The task had been difficult and prolonged, but eventually the grand house had been completed, and eight succeeding dukes had carved out the landscape that now held Kate’s admiring gaze. The famous landscape architect, Capability Brown, had dammed the River Glyme to create the lake and artfully planted beeches and oaks around it, creating the illusion of the long-vanished medieval forest that had once surrounded the King’s favorite hunting lodge.

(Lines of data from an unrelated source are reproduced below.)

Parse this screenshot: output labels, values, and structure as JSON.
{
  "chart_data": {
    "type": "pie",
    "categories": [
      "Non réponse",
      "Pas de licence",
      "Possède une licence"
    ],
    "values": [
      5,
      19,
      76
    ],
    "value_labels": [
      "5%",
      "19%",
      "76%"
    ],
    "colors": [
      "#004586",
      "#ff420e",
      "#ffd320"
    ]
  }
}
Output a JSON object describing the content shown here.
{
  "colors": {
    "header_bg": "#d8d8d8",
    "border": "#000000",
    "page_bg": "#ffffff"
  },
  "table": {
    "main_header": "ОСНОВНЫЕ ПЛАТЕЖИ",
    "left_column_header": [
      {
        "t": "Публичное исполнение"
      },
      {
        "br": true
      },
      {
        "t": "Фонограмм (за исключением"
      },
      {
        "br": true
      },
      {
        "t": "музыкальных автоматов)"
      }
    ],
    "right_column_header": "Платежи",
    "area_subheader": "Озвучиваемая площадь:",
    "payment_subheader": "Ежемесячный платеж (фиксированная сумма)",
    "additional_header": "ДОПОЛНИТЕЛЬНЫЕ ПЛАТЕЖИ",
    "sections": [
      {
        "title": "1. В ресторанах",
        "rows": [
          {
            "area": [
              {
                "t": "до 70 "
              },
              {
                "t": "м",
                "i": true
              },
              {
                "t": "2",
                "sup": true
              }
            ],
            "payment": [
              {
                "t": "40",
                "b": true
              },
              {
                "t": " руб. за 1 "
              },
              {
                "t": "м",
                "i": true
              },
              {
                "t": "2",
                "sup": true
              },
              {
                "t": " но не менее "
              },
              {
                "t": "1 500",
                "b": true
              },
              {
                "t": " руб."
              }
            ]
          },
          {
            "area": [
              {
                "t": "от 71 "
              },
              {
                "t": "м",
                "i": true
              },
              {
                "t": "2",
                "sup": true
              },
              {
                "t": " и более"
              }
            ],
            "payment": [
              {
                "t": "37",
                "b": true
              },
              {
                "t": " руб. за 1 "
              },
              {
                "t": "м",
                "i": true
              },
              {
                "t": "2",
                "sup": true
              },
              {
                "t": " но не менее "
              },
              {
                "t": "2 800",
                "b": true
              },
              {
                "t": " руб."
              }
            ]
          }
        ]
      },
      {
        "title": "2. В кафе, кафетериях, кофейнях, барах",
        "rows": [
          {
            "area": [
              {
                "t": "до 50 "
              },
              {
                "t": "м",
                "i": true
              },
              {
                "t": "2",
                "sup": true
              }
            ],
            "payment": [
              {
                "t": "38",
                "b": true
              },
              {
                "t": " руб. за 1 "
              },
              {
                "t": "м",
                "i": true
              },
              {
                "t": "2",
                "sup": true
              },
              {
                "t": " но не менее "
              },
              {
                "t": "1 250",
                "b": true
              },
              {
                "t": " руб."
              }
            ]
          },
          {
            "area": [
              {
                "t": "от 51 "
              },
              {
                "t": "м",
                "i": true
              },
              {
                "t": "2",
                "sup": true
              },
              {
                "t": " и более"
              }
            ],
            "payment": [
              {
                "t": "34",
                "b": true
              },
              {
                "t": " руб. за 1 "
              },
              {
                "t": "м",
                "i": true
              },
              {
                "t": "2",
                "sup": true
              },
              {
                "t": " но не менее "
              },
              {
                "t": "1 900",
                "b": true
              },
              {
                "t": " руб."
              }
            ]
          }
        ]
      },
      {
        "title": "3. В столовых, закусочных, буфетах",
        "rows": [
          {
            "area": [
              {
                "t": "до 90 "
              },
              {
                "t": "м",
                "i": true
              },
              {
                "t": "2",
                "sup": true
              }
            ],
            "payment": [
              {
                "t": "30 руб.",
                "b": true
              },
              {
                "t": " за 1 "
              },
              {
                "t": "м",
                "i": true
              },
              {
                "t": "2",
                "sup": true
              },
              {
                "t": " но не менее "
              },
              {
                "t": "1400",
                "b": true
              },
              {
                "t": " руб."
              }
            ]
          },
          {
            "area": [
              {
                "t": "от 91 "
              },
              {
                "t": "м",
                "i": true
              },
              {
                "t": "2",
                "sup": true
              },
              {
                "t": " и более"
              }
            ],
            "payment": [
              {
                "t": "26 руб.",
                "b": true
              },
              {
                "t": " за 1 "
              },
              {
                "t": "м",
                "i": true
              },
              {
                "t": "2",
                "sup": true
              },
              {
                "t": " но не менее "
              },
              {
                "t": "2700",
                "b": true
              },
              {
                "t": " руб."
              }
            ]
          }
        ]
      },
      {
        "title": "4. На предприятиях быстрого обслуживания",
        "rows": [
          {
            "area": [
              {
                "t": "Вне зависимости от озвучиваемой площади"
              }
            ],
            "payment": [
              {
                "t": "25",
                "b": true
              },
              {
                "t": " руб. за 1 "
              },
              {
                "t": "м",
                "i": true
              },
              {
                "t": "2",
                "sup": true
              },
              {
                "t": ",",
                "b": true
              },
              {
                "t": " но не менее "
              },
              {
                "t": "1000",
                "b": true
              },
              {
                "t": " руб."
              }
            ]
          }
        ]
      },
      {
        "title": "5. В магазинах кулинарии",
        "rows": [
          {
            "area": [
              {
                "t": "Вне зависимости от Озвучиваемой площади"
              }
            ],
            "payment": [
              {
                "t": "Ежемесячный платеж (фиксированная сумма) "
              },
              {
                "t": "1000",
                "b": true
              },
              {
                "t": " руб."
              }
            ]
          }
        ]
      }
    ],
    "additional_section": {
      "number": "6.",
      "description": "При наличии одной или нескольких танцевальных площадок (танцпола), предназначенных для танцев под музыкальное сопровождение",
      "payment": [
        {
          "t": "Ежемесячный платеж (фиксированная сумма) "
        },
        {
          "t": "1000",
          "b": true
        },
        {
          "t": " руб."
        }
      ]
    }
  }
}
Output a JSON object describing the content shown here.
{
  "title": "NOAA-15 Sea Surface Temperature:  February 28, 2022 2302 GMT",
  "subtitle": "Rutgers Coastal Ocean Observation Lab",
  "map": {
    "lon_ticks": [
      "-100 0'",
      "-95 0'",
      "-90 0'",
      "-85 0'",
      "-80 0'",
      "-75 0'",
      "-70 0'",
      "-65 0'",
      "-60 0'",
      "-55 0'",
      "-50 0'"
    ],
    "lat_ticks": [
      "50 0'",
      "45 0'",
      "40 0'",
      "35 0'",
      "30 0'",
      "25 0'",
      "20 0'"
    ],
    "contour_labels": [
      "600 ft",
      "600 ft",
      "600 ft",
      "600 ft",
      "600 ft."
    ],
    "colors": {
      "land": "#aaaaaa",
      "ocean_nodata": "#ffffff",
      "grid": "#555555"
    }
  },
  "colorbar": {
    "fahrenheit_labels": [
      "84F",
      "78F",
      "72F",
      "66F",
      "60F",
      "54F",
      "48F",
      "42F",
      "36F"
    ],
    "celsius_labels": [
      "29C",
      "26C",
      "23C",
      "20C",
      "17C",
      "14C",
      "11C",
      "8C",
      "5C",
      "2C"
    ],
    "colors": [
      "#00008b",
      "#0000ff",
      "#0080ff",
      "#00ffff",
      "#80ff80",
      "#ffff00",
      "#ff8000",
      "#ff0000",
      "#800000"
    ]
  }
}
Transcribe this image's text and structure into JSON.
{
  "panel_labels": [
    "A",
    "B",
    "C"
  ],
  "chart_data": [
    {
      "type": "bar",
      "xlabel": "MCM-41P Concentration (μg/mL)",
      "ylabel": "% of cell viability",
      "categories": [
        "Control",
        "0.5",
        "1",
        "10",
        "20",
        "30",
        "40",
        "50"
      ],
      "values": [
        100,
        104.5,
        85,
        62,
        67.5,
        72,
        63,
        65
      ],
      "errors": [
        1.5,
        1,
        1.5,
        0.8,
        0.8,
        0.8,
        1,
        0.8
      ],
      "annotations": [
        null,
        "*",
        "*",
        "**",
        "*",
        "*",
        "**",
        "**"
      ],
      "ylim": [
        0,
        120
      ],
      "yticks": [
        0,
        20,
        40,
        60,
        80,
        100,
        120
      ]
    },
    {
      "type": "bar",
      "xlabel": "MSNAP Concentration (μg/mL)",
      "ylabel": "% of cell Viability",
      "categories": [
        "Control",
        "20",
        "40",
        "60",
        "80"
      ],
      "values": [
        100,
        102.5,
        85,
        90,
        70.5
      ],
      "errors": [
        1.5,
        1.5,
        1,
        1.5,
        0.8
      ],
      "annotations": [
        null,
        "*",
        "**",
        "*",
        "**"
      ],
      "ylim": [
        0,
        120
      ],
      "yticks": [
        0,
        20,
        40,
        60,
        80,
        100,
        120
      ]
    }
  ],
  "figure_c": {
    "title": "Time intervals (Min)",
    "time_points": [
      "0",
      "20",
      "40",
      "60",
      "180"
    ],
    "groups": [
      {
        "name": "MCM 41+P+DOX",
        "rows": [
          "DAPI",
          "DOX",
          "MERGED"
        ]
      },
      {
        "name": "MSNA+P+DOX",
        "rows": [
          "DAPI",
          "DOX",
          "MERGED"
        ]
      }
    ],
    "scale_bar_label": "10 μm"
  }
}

And on the lake’s far shore, beyond the bridge, a clump of trees marked the oldest, most historic, and most romantic site of all: Fair Rosamund’s Well, that mysterious spring about which Kate had heard so many stories. In fact, Rosamund’s Well was the reason she had come to Blenheim, to see for herself the setting of one of the most tantalizing romances in English history.
By this time, Kate had reached the elm-lined avenue that led from Hensington Road to the East Gate of the palace. She had just turned onto the lane when, behind her, she heard the chugging of a motor and the peremptory tootle of an airhorn, and turned to see her husband Charles piloting their Panhard along the graveled road. He slowed the motorcar to a stop, pushed his goggles up on his forehead, and leaned over to open the door with a smile.